Effect of the degree of a map $S^n\to M$ on lower homology groups

Question

I'm looking through some old algebraic topology problems to study for an exam, and I came across the following: Let $M$ be a compact, orientable $n$-manifold, and let $f:S^n\to M$ be a map of degree $d(f)$. For $0<i<n$, show that for every $u\in H_i(M;\mathbb Z)$, $d(f)u=0$.

I know that the degree of a map $f$ is the number $d\in \mathbb Z$ such that $f_*:H_n(S^n)\to H_n(M)$ takes $[S^n]$ to $d\cdot [M]$, where $[X]$ represents to fundamental class of $X$.

However, I don't understand how to find the effect of the degree of the map on the lower homology groups. In fact, it seems to me that this result cannot be true: maybe my reasoning is flawed, but if $M$ is a compact, orientable manifold, then $H_{n-1}(M;\mathbb Z)$ is torsion-free, so for $u\in H_{n-1}(M;\mathbb Z)$, if it is true that $d(f)u=0$ then $u$ would be torsion, a contradiction.

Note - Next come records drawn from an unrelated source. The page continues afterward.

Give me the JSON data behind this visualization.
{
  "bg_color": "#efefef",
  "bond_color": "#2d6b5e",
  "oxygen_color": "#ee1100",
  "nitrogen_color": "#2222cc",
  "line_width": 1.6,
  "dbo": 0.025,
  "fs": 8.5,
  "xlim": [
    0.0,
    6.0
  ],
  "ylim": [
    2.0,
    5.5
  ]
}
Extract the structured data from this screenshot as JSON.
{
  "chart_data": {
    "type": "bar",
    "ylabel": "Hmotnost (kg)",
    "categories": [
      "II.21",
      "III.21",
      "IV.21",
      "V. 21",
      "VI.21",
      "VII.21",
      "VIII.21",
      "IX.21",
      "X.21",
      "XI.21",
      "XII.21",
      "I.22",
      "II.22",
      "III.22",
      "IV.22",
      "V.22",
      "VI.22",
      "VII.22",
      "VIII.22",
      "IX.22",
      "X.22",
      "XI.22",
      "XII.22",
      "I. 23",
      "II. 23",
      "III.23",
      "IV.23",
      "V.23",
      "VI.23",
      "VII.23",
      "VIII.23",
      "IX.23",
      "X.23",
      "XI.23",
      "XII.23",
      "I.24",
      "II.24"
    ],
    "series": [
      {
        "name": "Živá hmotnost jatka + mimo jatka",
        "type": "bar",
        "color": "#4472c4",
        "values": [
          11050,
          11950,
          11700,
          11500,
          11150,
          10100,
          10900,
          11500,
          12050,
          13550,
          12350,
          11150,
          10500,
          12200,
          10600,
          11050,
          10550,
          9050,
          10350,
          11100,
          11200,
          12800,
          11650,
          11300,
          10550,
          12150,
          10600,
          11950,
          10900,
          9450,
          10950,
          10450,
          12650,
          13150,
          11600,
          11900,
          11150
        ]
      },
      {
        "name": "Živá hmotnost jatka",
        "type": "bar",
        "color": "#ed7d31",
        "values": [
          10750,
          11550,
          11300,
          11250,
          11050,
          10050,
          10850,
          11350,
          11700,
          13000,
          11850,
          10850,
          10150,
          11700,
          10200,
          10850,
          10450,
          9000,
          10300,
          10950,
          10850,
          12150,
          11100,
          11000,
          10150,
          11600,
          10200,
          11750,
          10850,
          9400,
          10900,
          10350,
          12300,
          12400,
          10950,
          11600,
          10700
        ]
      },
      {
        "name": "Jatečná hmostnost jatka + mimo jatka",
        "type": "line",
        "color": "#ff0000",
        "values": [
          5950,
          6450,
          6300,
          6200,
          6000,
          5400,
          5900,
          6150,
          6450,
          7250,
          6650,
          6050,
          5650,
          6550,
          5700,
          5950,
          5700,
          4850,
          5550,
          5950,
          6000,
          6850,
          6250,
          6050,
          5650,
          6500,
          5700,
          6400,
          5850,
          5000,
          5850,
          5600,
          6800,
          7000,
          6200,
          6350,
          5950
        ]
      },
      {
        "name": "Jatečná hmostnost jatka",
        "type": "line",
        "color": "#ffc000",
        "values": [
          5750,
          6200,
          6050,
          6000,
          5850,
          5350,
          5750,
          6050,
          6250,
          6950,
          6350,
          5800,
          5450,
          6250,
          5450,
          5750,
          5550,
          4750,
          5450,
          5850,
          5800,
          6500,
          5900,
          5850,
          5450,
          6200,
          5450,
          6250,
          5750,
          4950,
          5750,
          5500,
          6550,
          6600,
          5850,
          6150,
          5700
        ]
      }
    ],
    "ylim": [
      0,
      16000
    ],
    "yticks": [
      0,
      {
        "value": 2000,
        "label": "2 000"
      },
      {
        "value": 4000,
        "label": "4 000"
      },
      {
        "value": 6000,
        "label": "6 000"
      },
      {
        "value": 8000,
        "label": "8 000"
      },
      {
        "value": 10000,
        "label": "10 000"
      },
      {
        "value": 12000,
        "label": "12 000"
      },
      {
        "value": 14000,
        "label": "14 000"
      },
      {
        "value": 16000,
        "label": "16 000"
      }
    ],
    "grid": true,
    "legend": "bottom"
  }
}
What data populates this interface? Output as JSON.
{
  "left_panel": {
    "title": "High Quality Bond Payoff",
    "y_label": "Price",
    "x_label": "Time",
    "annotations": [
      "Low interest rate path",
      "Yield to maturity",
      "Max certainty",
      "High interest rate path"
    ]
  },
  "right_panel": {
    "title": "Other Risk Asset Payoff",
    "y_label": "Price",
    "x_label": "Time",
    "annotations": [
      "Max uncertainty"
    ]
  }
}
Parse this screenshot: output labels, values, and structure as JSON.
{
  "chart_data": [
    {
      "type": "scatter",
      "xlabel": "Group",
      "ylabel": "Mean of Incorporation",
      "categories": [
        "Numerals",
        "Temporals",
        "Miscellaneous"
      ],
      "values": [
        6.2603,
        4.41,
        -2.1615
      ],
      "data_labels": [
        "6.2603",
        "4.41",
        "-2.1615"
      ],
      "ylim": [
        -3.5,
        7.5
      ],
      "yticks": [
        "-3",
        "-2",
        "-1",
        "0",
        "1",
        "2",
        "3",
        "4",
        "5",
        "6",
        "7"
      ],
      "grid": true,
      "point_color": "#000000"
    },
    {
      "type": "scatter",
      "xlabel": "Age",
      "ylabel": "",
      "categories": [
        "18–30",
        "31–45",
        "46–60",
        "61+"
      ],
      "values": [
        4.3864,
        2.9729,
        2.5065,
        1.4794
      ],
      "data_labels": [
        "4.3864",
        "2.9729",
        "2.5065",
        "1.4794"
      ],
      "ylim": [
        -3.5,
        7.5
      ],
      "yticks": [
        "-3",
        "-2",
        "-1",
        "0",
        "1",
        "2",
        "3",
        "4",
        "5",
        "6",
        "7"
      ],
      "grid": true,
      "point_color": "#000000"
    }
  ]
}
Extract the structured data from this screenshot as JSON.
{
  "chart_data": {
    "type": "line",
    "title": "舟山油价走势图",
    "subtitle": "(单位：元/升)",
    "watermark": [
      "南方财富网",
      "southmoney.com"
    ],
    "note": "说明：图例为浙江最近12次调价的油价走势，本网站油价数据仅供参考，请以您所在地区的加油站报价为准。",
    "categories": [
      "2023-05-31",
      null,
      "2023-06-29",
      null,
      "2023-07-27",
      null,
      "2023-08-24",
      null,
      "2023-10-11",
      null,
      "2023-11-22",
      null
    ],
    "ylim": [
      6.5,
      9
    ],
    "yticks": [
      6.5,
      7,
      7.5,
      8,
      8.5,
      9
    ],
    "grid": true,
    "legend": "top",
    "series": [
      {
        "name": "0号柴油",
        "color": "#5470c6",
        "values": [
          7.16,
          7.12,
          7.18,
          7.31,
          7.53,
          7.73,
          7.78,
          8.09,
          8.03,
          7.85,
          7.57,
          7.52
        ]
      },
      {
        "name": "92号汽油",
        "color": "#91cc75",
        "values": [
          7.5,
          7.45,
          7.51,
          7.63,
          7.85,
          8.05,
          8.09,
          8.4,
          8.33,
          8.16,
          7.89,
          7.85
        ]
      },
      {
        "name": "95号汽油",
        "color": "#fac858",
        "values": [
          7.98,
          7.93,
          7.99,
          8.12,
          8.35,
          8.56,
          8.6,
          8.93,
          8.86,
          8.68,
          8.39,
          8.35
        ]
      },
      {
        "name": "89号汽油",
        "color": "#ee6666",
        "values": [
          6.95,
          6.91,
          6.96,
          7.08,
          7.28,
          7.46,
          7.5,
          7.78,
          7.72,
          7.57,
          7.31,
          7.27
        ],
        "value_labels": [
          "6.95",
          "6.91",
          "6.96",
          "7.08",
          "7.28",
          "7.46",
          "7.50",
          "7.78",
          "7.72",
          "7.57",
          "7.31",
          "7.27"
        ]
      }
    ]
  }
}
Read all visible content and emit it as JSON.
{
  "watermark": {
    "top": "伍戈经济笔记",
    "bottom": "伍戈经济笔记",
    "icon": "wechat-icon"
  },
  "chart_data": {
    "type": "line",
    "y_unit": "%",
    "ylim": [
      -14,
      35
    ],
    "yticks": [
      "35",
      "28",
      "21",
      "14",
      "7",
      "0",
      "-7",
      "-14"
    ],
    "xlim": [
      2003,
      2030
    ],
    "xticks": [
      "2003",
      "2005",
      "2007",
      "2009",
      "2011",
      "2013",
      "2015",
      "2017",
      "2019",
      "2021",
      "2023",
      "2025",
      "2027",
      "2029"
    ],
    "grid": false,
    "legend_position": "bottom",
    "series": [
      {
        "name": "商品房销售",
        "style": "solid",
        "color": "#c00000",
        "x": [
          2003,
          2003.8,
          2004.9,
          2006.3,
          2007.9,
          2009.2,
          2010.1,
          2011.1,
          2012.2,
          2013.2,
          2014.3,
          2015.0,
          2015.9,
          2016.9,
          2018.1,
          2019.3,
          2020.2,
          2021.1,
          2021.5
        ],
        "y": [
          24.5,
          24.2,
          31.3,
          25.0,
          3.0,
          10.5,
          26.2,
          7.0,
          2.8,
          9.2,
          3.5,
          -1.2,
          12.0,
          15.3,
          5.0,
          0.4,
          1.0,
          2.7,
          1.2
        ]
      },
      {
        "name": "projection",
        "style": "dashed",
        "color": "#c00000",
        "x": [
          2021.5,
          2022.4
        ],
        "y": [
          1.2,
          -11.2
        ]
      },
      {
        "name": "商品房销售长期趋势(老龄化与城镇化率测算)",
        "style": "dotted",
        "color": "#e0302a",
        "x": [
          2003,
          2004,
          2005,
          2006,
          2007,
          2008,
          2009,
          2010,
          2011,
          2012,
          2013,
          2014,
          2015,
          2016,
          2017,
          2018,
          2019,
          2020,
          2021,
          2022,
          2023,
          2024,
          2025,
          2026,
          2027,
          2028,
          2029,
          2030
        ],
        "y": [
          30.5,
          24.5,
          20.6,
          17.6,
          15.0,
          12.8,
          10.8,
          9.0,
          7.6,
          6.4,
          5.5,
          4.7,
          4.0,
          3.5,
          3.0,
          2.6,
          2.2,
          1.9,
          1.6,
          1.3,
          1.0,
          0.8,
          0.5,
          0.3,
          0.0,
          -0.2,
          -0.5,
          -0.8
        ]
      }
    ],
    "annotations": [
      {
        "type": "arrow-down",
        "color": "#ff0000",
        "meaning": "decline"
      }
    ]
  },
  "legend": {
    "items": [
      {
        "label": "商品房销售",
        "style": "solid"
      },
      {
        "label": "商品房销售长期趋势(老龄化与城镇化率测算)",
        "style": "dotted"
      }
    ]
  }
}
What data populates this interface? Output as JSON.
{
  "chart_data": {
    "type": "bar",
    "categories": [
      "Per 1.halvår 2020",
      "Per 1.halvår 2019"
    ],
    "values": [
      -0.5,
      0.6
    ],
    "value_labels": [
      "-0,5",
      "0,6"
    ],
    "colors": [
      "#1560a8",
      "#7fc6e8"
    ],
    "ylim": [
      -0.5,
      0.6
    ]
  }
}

Any help would be appreciated.

Answer 1

Any $u\in H_i(M)$ is of the form $u=|M|\frown\alpha$ for a unique $\alpha\in H^{n-i}(M)$ (Poincaré duality, $\frown$ is the cap product). We thus have $d(f)u=(f_*|S^n|)\frown\alpha=f_*(|S^n|\frown f^*\alpha)=0$, as $f^*\alpha=0\in H^{n-i}(S^n)=0$.